Un univers mental en effervescence
Si chez Novalis la poésie est née d’une circonstance (la mort de sa fiancée) , elle ne put se suffire de “chanter” ce seuil en lui prêtant un aspect arbitrairement poétique.
L’évènement est le choc initial qui aide le poète à prendre conscience de lui-même pour entamer d’autres cheminements plus larges.
Pour lui, la poésie ne peut pas rester circonstancielle. Elle doit écarter toute idée de limitation, absorber la réalité — dans laquelle il n’est rien de trivial et de démoniaque — et ne reposer que sur elle-même.
Bref, pour lui “réaliser la poésie est la rendre absolue”.
Composé autour de la question esthétique et des rapports entre poésie et philosophie, ce texte inédit en français constitue la carte d’un univers mental en effervescence, traversé de fulgurantes intuitions. En romantisant le monde, Novalis veut retrouver son sens originel.

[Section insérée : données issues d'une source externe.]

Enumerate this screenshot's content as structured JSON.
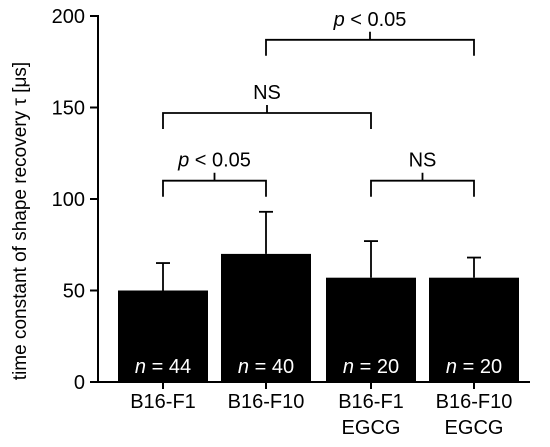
{
  "chart_data": {
    "type": "bar",
    "ylabel": "time constant of shape recovery τ [μs]",
    "ylim": [
      0,
      200
    ],
    "yticks": [
      0,
      50,
      100,
      150,
      200
    ],
    "categories": [
      {
        "line1": "B16-F1",
        "line2": ""
      },
      {
        "line1": "B16-F10",
        "line2": ""
      },
      {
        "line1": "B16-F1",
        "line2": "EGCG"
      },
      {
        "line1": "B16-F10",
        "line2": "EGCG"
      }
    ],
    "values": [
      50,
      70,
      57,
      57
    ],
    "errors": [
      15,
      23,
      20,
      11
    ],
    "bar_labels": [
      {
        "italic": "n",
        "rest": " = 44"
      },
      {
        "italic": "n",
        "rest": " = 40"
      },
      {
        "italic": "n",
        "rest": " = 20"
      },
      {
        "italic": "n",
        "rest": " = 20"
      }
    ],
    "comparisons": [
      {
        "from": 0,
        "to": 1,
        "y": 110,
        "italic": "p",
        "rest": " < 0.05"
      },
      {
        "from": 0,
        "to": 2,
        "y": 147,
        "italic": "",
        "rest": "NS"
      },
      {
        "from": 1,
        "to": 3,
        "y": 187,
        "italic": "p",
        "rest": " < 0.05"
      },
      {
        "from": 2,
        "to": 3,
        "y": 110,
        "italic": "",
        "rest": "NS"
      }
    ]
  }
}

Cette opération de transbordement était encore totalement inconnue : mais l’auteur l’entame.
Jaillit une forme de débauche spéculative. Si bien que la philosophie elle-même reste au niveau de pur jeu ou de servante muette de la poésie au moment même où elle se mettait à bâtir a via Hegel des systèmes et prétendait être une parole universelle.
Face à cette vue de l’esprit, Novalis réveille la poésie et l’affirme comme la seule réalité véritable.
Tel est donc le romantisme allemand : cette éclosion ici et maintenant.
jean-paul gavard-perret
Novalis, Le monde doit être romantisé, traduit de l’allemand et présenté par Olivier Schefer, Allia, Paris, 2021.